Antibody–drug conjugates in gastric cancer: clinical advances and resistance mechanisms
摘要
Gastric cancer remains a major clinical challenge owing to its insidious onset and marked heterogeneity, which contribute to poor prognosis and limit the effectiveness of chemotherapy‑based systemic therapy. Antibody‑drug conjugates (ADCs) deliver potent cytotoxins to tumor cells with antigen specificity and have emerged as a therapeutic class that can enhance efficacy while reducing off‑target toxicity. Recent trials of ADCs targeting HER2, CLDN18.2, TROP2, CEACAM5/6, and HER3 demonstrate substantial therapeutic activity. Notably, the HER2‑directed agents trastuzumab deruxtecan and disitamab vedotin have improved survival and response in previously treated advanced disease.

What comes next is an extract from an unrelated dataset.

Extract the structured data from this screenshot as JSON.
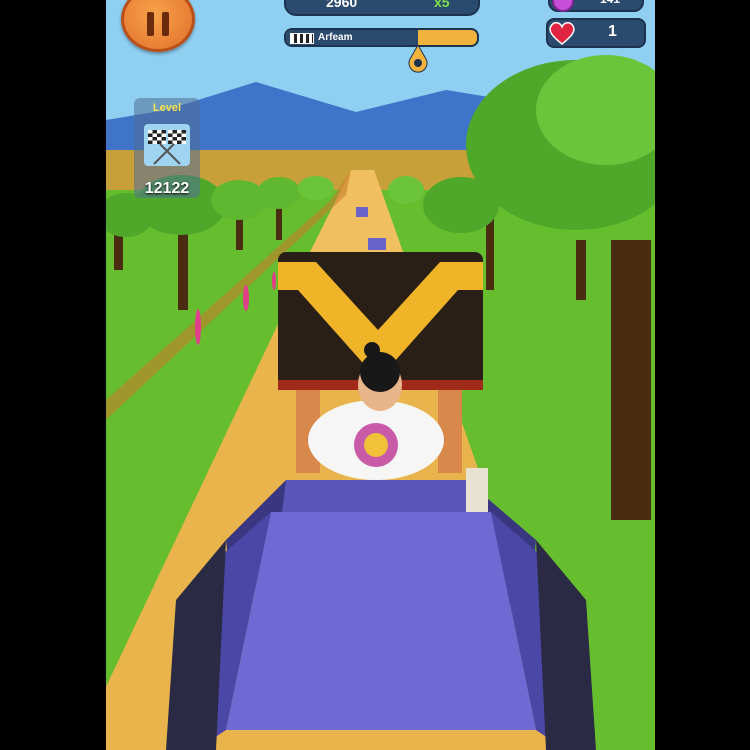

ADCs targeting CLDN18.2 and TROP2 have also yielded encouraging early results. Accumulating evidence from ongoing programs indicates movement into earlier lines of therapy in advanced gastric cancer, including evaluation in first‑line combination regimens. Broader clinical use has highlighted resistance mechanisms, including antigen loss or heterogeneity, impaired internalization and lysosomal processing, increased drug efflux, and an immunosuppressive tumor microenvironment that limits delivery. This review synthesizes clinical advances in ADC therapy for gastric cancer, delineates resistance biology, and evaluates strategies to overcome therapeutic resistance. Deeper mechanistic insight, biomarker‑guided patient selection, and continued innovation in targets, linkers, payloads, and rational combinations will be critical to overcome resistance and improve outcomes for patients with gastric cancer.